NEW YORK (GenomeWeb) – The National Institutes of Health today awarded $282 million in grants spread over 89 Director's Awards including some for notable new molecular and genomics research efforts.
The funding is part of the NIH's High-Risk, High-Reward Research Program, which is intended to aid "creative scientists proposing highly innovative research to address major challenges in biomedical science," the agency said.
The $282 million announced today is to be split between 10 Pioneer awards, 58 New Innovator awards, 10 Transformative Research awards, and 11 Early Independence awards.
Among the New Innovator awards is a grant to Stanford University's Alistair Boettiger, whose lab combines single-molecule imaging and developmental genetics to study cis-regulatory control of gene expression.
Northwestern researcher Gemma Carvill is receiving funding for investigation of cell-free DNA sequencing in unexplained epilepsy, while University of California, San Francisco professor Stephen Floor is investigating how the diversity of RNA molecules impacts protein production and cell fate in diseases like cancers and developmental disorders.

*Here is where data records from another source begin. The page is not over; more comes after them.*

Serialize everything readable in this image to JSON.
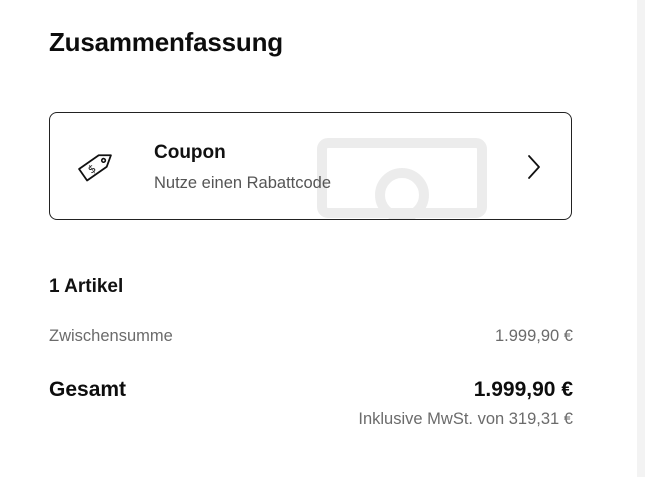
{
  "summary": {
    "title": "Zusammenfassung"
  },
  "coupon": {
    "title": "Coupon",
    "subtitle": "Nutze einen Rabattcode",
    "icon": "tag-icon",
    "action_icon": "chevron-right-icon"
  },
  "cart": {
    "item_count_label": "1 Artikel",
    "subtotal_label": "Zwischensumme",
    "subtotal_value": "1.999,90 €",
    "total_label": "Gesamt",
    "total_value": "1.999,90 €",
    "vat_note": "Inklusive MwSt. von 319,31 €"
  },
  "colors": {
    "text": "#111111",
    "muted": "#6b6b6b",
    "border": "#222222",
    "background": "#ffffff"
  }
}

Charles Gawad at the St. Jude Children's Research Hospital is leading a project to create a catalog of cancer clonotype drug sensitivities using single-cell genome sequencing.
Yale investigator Sidi Chen, Luke Gilbert at the University of California, San Francisco, and Po-Ru Loh of Brigham and Women's Hospital plan to apply genetics to immunotherapy target discovery, to map genetic interactions in the human cell nucleus, and to use ultrasensitive computational methods to detect mosaic structural variants.
Among the Transformative Research awards is one that will support a study by Dinu Albeanu and Alexei Koulakov at Cold Spring Harbor Laboratory, who are applying high-throughput sequencing and imaging to study how olfaction takes place on a functional basis in brain cells.